= Pearsons of Nottingham =

Former department store in Nottingham

Pearson Brothers was a department store located in Nottingham, England, which closed in 1988.

==History==
Pearson Brothers started out in 1899 when Frederick Pearson bought a former ironmongery store called Wigglesworth based at 56 Long Row, which was rented. Frederick changed the name of the business to Pearsons and employed his two sons, Charles William and Tom, a porter and a small boy. The business not only had a shop but an office and a cellar with a water pump.

By 1894, electricity was being introduced to Nottingham, and Pearsons employed an electrical engineer to do contract work for customers. The store supplemented the electrical contract work by selling electrical goods within the store, becoming an official dealer for many products, including The Hoover Company in 1925. The business was growing quickly and the first of many extensions was built in 1898 at the rear of the store to accommodate a showroom for the new firegrates that the company had designed.

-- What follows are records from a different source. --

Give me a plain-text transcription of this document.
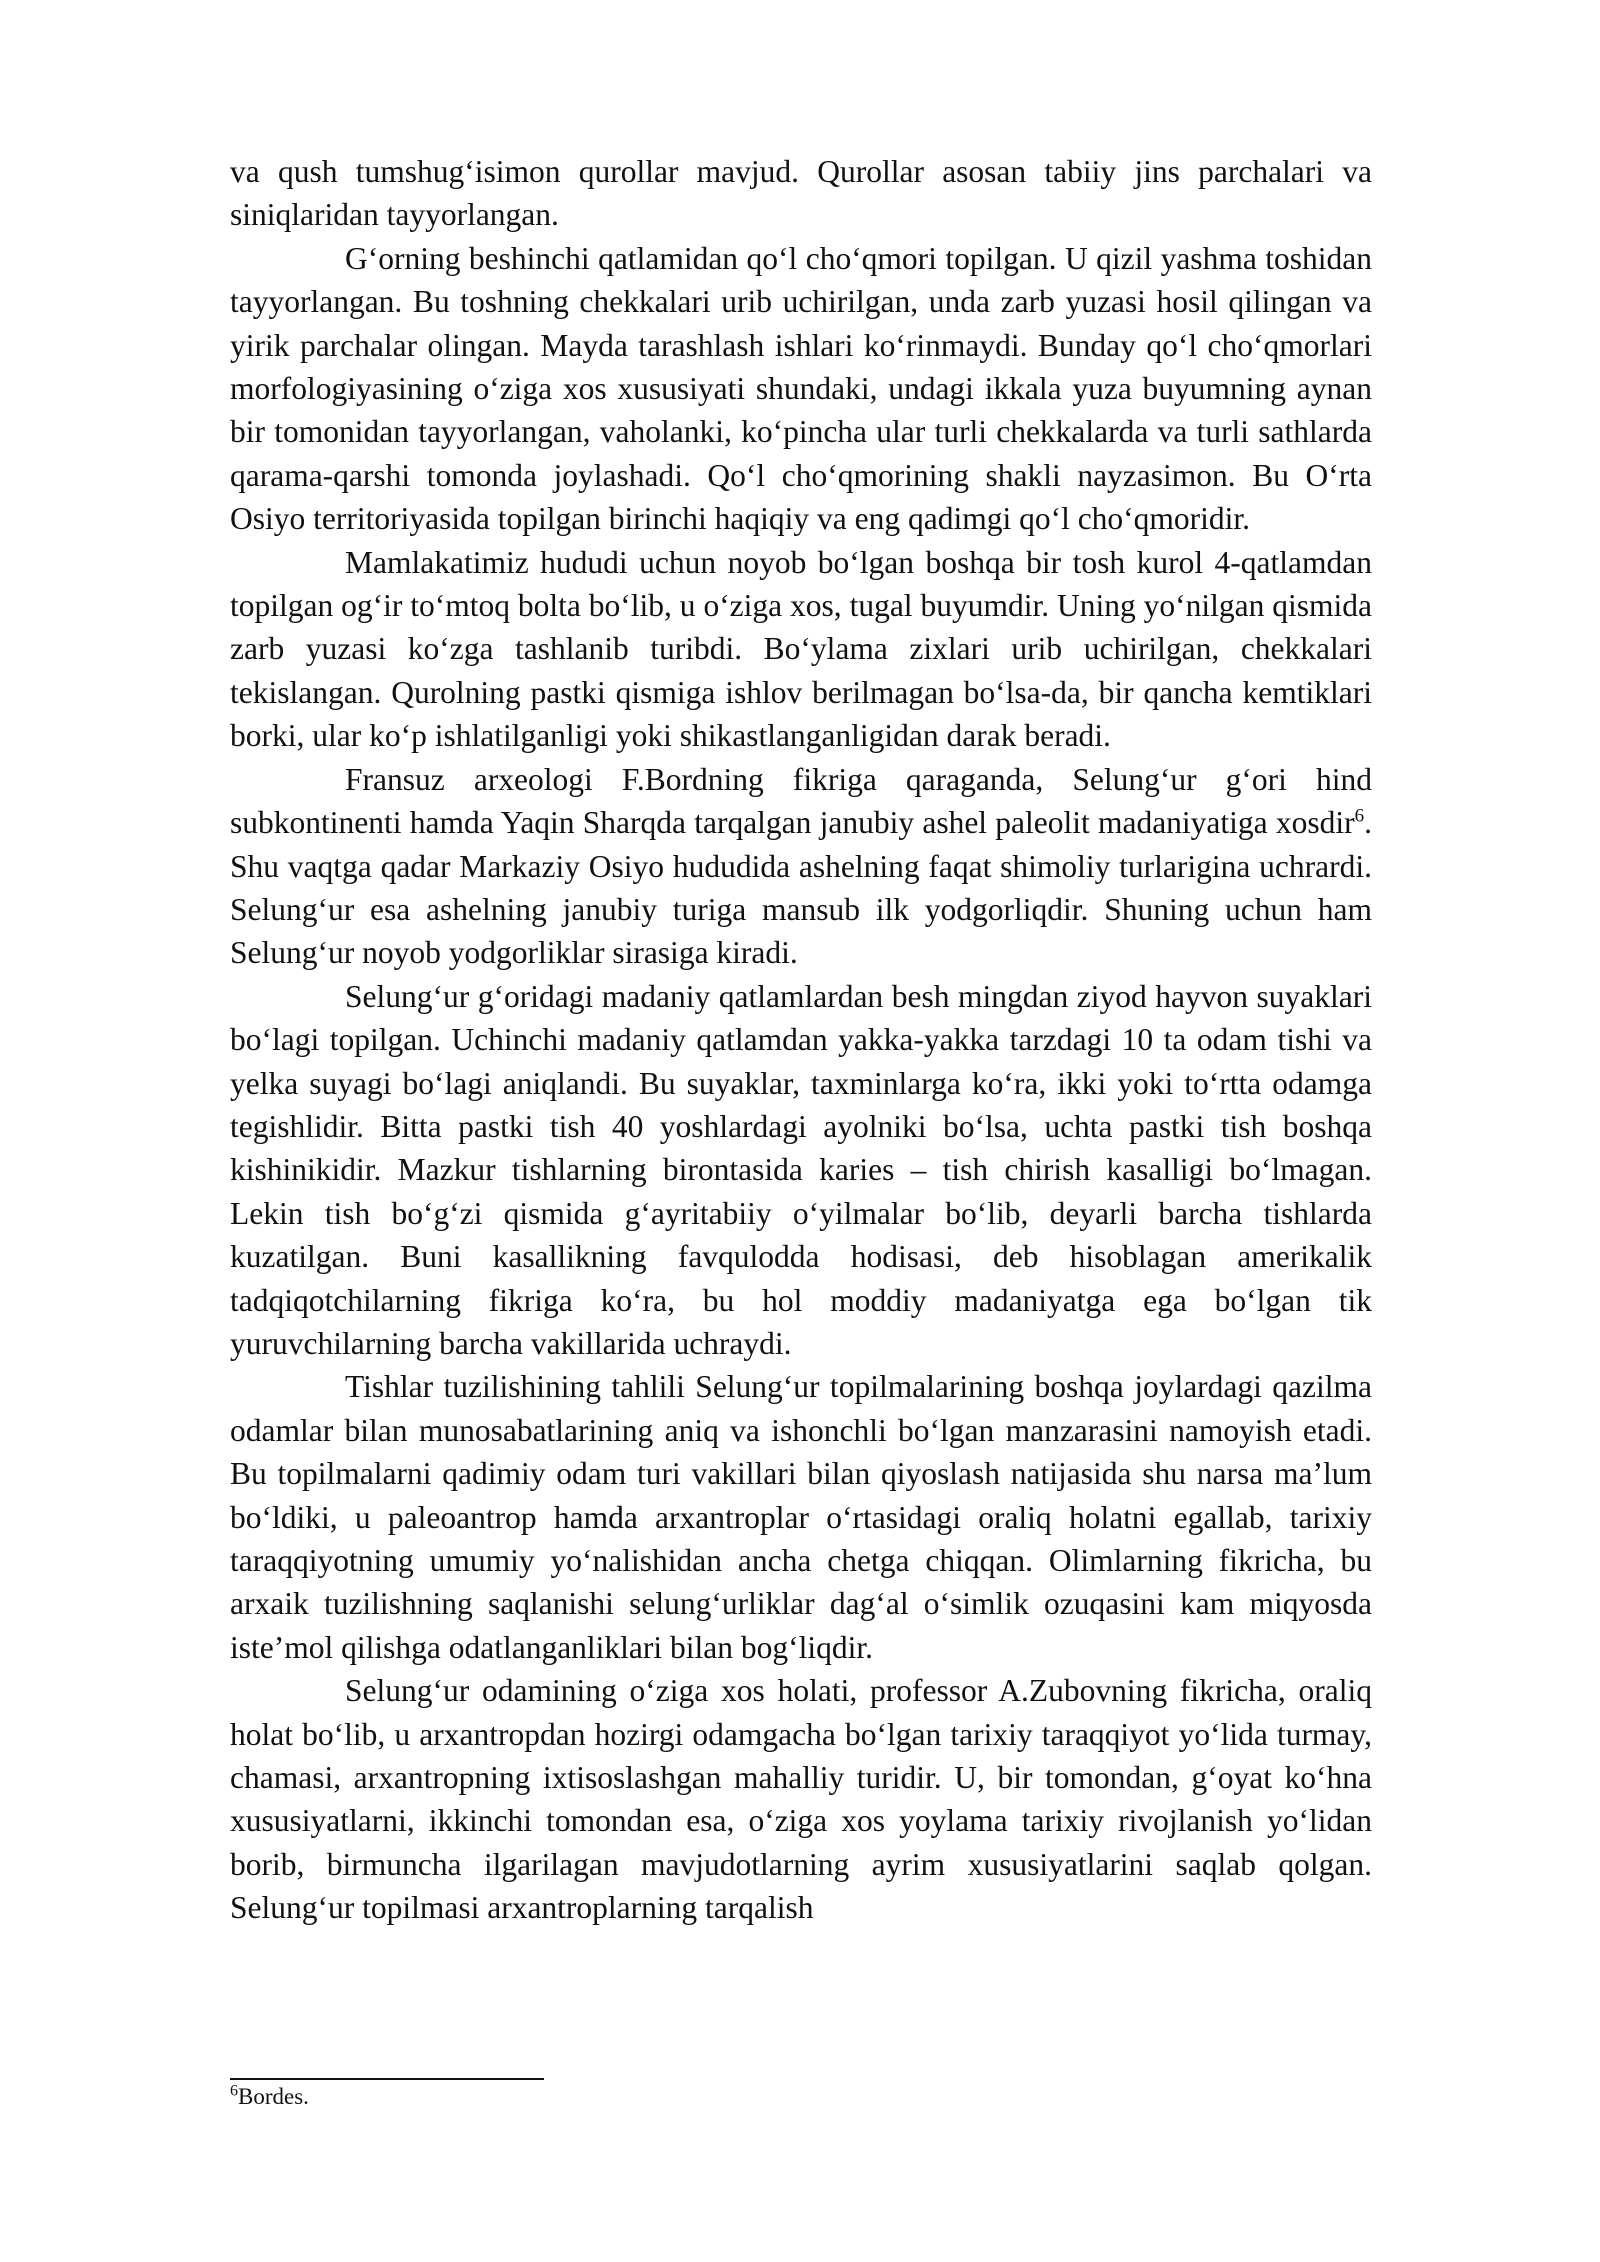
va qush tumshug‘isimon qurollar mavjud. Qurollar asosan tabiiy jins parchalari va siniqlaridan tayyorlangan.

G‘orning beshinchi qatlamidan qo‘l cho‘qmori topilgan. U qizil yashma toshidan tayyorlangan. Bu toshning chekkalari urib uchirilgan, unda zarb yuzasi hosil qilingan va yirik parchalar olingan. Mayda tarashlash ishlari ko‘rinmaydi. Bunday qo‘l cho‘qmorlari morfologiyasining o‘ziga xos xususiyati shundaki, undagi ikkala yuza buyumning aynan bir tomonidan tayyorlangan, vaholanki, ko‘pincha ular turli chekkalarda va turli sathlarda qarama-qarshi tomonda joylashadi. Qo‘l cho‘qmorining shakli nayzasimon. Bu O‘rta Osiyo territoriyasida topilgan birinchi haqiqiy va eng qadimgi qo‘l cho‘qmoridir.

Mamlakatimiz hududi uchun noyob bo‘lgan boshqa bir tosh kurol 4-qatlamdan topilgan og‘ir to‘mtoq bolta bo‘lib, u o‘ziga xos, tugal buyumdir. Uning yo‘nilgan qismida zarb yuzasi ko‘zga tashlanib turibdi. Bo‘ylama zixlari urib uchirilgan, chekkalari tekislangan. Qurolning pastki qismiga ishlov berilmagan bo‘lsa-da, bir qancha kemtiklari borki, ular ko‘p ishlatilganligi yoki shikastlanganligidan darak beradi.

Fransuz arxeologi F.Bordning fikriga qaraganda, Selung‘ur g‘ori hind subkontinenti hamda Yaqin Sharqda tarqalgan janubiy ashel paleolit madaniyatiga xosdir$^6$. Shu vaqtga qadar Markaziy Osiyo hududida ashelning faqat shimoliy turlarigina uchrardi. Selung‘ur esa ashelning janubiy turiga mansub ilk yodgorliqdir. Shuning uchun ham Selung‘ur noyob yodgorliklar sirasiga kiradi.

Selung‘ur g‘oridagi madaniy qatlamlardan besh mingdan ziyod hayvon suyaklari bo‘lagi topilgan. Uchinchi madaniy qatlamdan yakka-yakka tarzdagi 10 ta odam tishi va yelka suyagi bo‘lagi aniqlandi. Bu suyaklar, taxminlarga ko‘ra, ikki yoki to‘rtta odamga tegishlidir. Bitta pastki tish 40 yoshlardagi ayolniki bo‘lsa, uchta pastki tish boshqa kishinikidir. Mazkur tishlarning birontasida karies – tish chirish kasalligi bo‘lmagan. Lekin tish bo‘g‘zi qismida g‘ayritabiiy o‘yilmalar bo‘lib, deyarli barcha tishlarda kuzatilgan. Buni kasallikning favqulodda hodisasi, deb hisoblagan amerikalik tadqiqotchilarning fikriga ko‘ra, bu hol moddiy madaniyatga ega bo‘lgan tik yuruvchilarning barcha vakillarida uchraydi.

Tishlar tuzilishining tahlili Selung‘ur topilmalarining boshqa joylardagi qazilma odamlar bilan munosabatlarining aniq va ishonchli bo‘lgan manzarasini namoyish etadi. Bu topilmalarni qadimiy odam turi vakillari bilan qiyoslash natijasida shu narsa ma’lum bo‘ldiki, u paleoantrop hamda arxantroplar o‘rtasidagi oraliq holatni egallab, tarixiy taraqqiyotning umumiy yo‘nalishidan ancha chetga chiqqan. Olimlarning fikricha, bu arxaik tuzilishning saqlanishi selung‘urliklar dag‘al o‘simlik ozuqasini kam miqyosda iste’mol qilishga odatlanganliklari bilan bog‘liqdir.

Selung‘ur odamining o‘ziga xos holati, professor A.Zubovning fikricha, oraliq holat bo‘lib, u arxantropdan hozirgi odamgacha bo‘lgan tarixiy taraqqiyot yo‘lida turmay, chamasi, arxantropning ixtisoslashgan mahalliy turidir. U, bir tomondan, g‘oyat ko‘hna xususiyatlarni, ikkinchi tomondan esa, o‘ziga xos yoylama tarixiy rivojlanish yo‘lidan borib, birmuncha ilgarilagan mavjudotlarning ayrim xususiyatlarini saqlab qolgan. Selung‘ur topilmasi arxantroplarning tarqalish

$^6$Bordes.
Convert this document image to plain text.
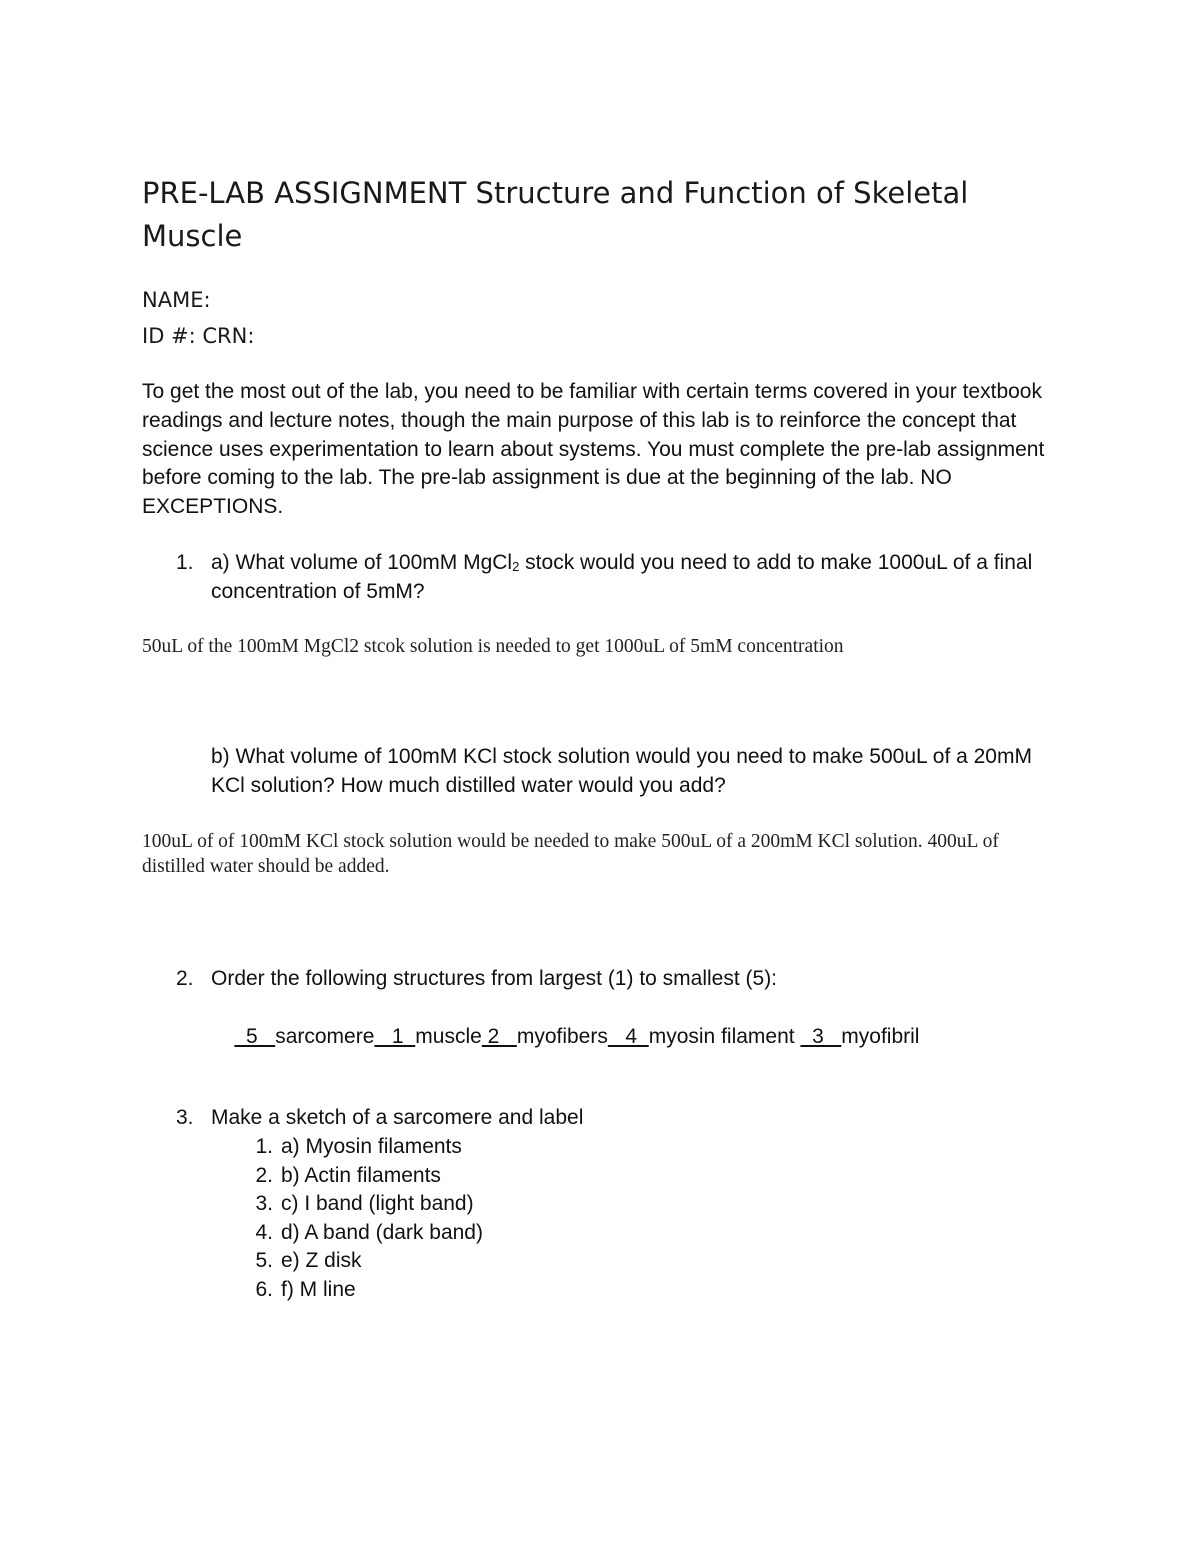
PRE-LAB ASSIGNMENT Structure and Function of Skeletal Muscle
NAME:
ID #: CRN:
To get the most out of the lab, you need to be familiar with certain terms covered in your textbook readings and lecture notes, though the main purpose of this lab is to reinforce the concept that science uses experimentation to learn about systems. You must complete the pre-lab assignment before coming to the lab. The pre-lab assignment is due at the beginning of the lab. NO EXCEPTIONS.
1. a) What volume of 100mM MgCl$_2$ stock would you need to add to make 1000uL of a final concentration of 5mM?
50uL of the 100mM MgCl2 stcok solution is needed to get 1000uL of 5mM concentration
b) What volume of 100mM KCl stock solution would you need to make 500uL of a 20mM KCl solution? How much distilled water would you add?
100uL of of 100mM KCl stock solution would be needed to make 500uL of a 200mM KCl solution. 400uL of distilled water should be added.
2. Order the following structures from largest (1) to smallest (5):

5   sarcomere   1  muscle 2   myofibers   4  myosin filament   3   myofibril

3. Make a sketch of a sarcomere and label
1. a) Myosin filaments
2. b) Actin filaments
3. c) I band (light band)
4. d) A band (dark band)
5. e) Z disk
6. f) M line
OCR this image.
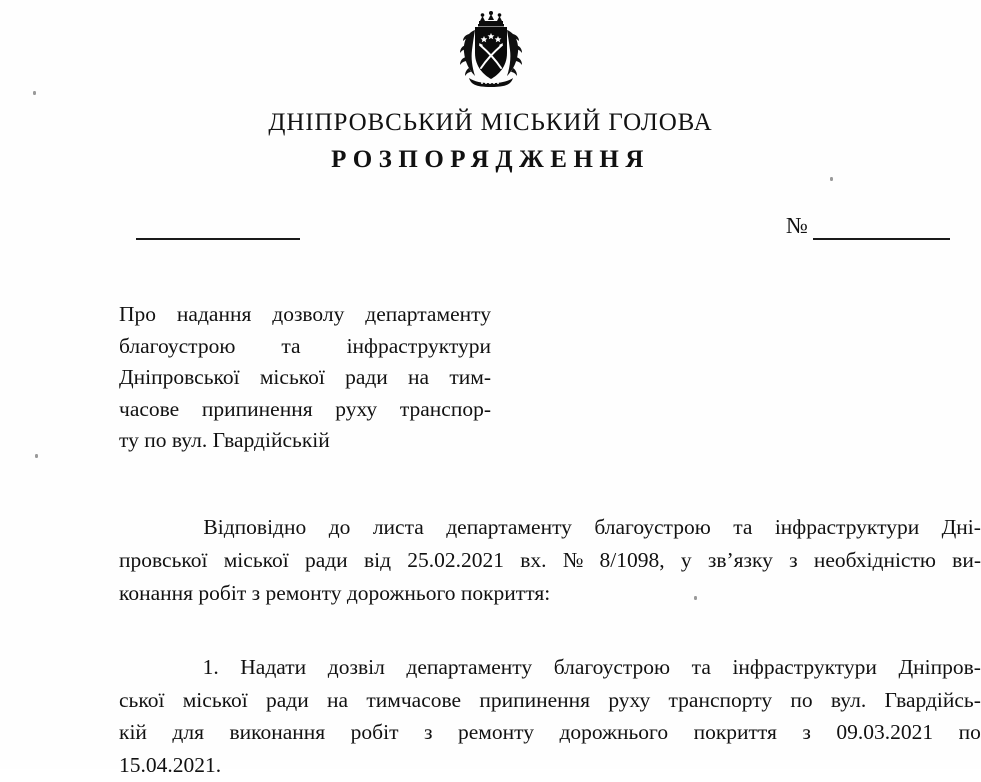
ДНІПРОВСЬКИЙ МІСЬКИЙ ГОЛОВА
РОЗПОРЯДЖЕННЯ
№
Про надання дозволу департаменту
благоустрою та інфраструктури
Дніпровської міської ради на тим-
часове припинення руху транспор-
ту по вул. Гвардійській
Відповідно до листа департаменту благоустрою та інфраструктури Дні-
провської міської ради від 25.02.2021 вх. № 8/1098, у зв’язку з необхідністю ви-
конання робіт з ремонту дорожнього покриття:
1. Надати дозвіл департаменту благоустрою та інфраструктури Дніпров-
ської міської ради на тимчасове припинення руху транспорту по вул. Гвардійсь-
кій для виконання робіт з ремонту дорожнього покриття з 09.03.2021 по
15.04.2021.
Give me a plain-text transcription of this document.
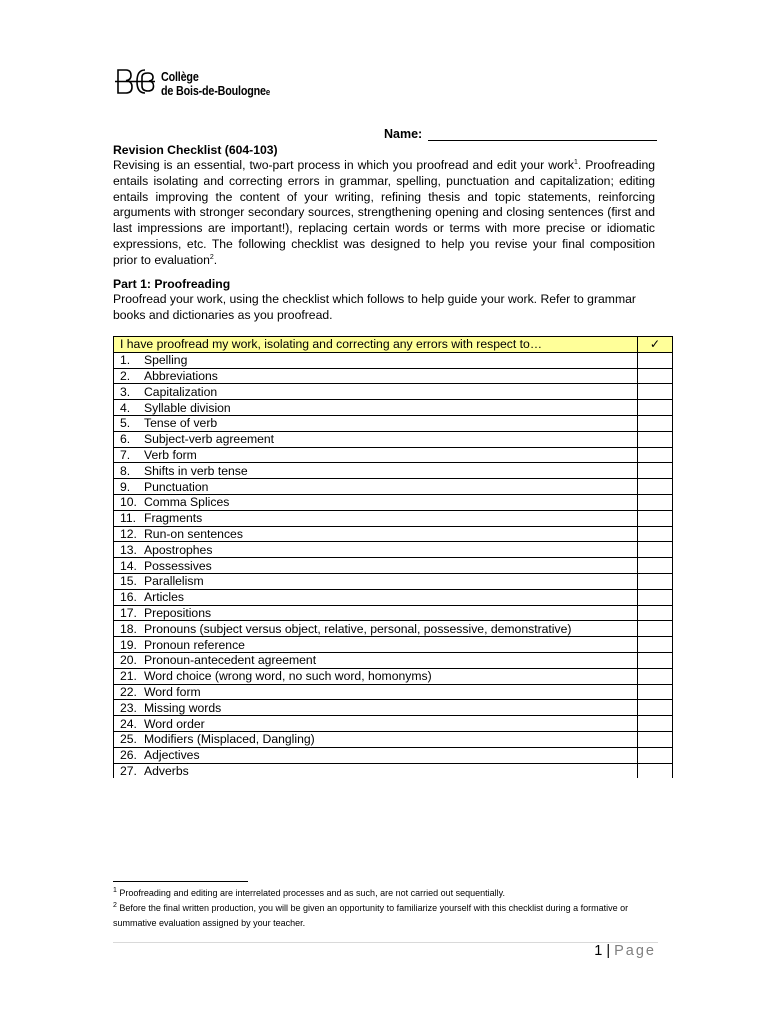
Collège
de Bois-de-Boulognee
Name:
Revision Checklist (604-103)
Revising is an essential, two-part process in which you proofread and edit your work$^1$. Proofreading entails isolating and correcting errors in grammar, spelling, punctuation and capitalization; editing entails improving the content of your writing, refining thesis and topic statements, reinforcing arguments with stronger secondary sources, strengthening opening and closing sentences (first and last impressions are important!), replacing certain words or terms with more precise or idiomatic expressions, etc. The following checklist was designed to help you revise your final composition prior to evaluation$^2$.
Part 1: Proofreading
Proofread your work, using the checklist which follows to help guide your work. Refer to grammar books and dictionaries as you proofread.
I have proofread my work, isolating and correcting any errors with respect to…	✓
1. Spelling	
2. Abbreviations	
3. Capitalization	
4. Syllable division	
5. Tense of verb	
6. Subject-verb agreement	
7. Verb form	
8. Shifts in verb tense	
9. Punctuation	
10. Comma Splices	
11. Fragments	
12. Run-on sentences	
13. Apostrophes	
14. Possessives	
15. Parallelism	
16. Articles	
17. Prepositions	
18. Pronouns (subject versus object, relative, personal, possessive, demonstrative)	
19. Pronoun reference	
20. Pronoun-antecedent agreement	
21. Word choice (wrong word, no such word, homonyms)	
22. Word form	
23. Missing words	
24. Word order	
25. Modifiers (Misplaced, Dangling)	
26. Adjectives	
27. Adverbs	
$^1$ Proofreading and editing are interrelated processes and as such, are not carried out sequentially.
$^2$ Before the final written production, you will be given an opportunity to familiarize yourself with this checklist during a formative or summative evaluation assigned by your teacher.
1 | Page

Over the next three decades, the business expanded the store in both size and the goods that it sold. However, the business slumped during the 1920s while the Council House was being built, as did many companies in the vicinity. But, in the 1930s, the business grew again by expanding the store and purchasing a secondhand motor vehicle for deliveries. The gramophone listening room was converted into a café during this decade, and the lease was extended with the property owner, Mr Joseph Darby, in 1934. During the 1930s, Laurie Pearson, son of Tom (one of the Pearson Brothers), invented and patented the first safe and practical electric blanket, while a special lift was added to cope with the different levels of floors.

After the war, the business celebrated its Diamond Jubilee in 1949, and by the end of the 1950s had become an authorised dealer for His Master Voice products from EMI, Coke and Gas burning appliances from East Midlands Gas Board, Redfyre Oil Heaters from Newton, Chambers and Co Ltd, and the sale of Silver from Mappin & Webb, among others. The company was also providing street lighting to the city and fire fighting equipment.

In 1966, the next major development to the store opened, with the new entrance on Upper Parliament Street in a Scandinavian style to try and modernize the firm's appearance. By 1986, the store had a coffee shop and a Planters restaurant, and opened a new £100,000 fashion floor.

==Closure==
The freeholders for the property where the store was built wanted to redevelop the location as an arcade and gave notice in 1987 to the grandson of the founder Robert Pearson. A fight was put up but unfortunately, by October of that year, the business accepted the offer for the lease. In January 1988, the store closed its doors for the last time, with the loss of 115 jobs.

After the development failed to materialize, it was dropped during 1990 by the owners Grosvenor Properties of London after their plans to demolish the Georgian façade was objected to. In 1993, planning permission was given to turn the site into a multi-storey car park and government offices. By 1996, no work had taken place and a fire destroyed the interiors of the building. The Upper Parliament building was eventually demolished to make way for the multi-storey development, while the Long Row buildings have since been converted into new retail space.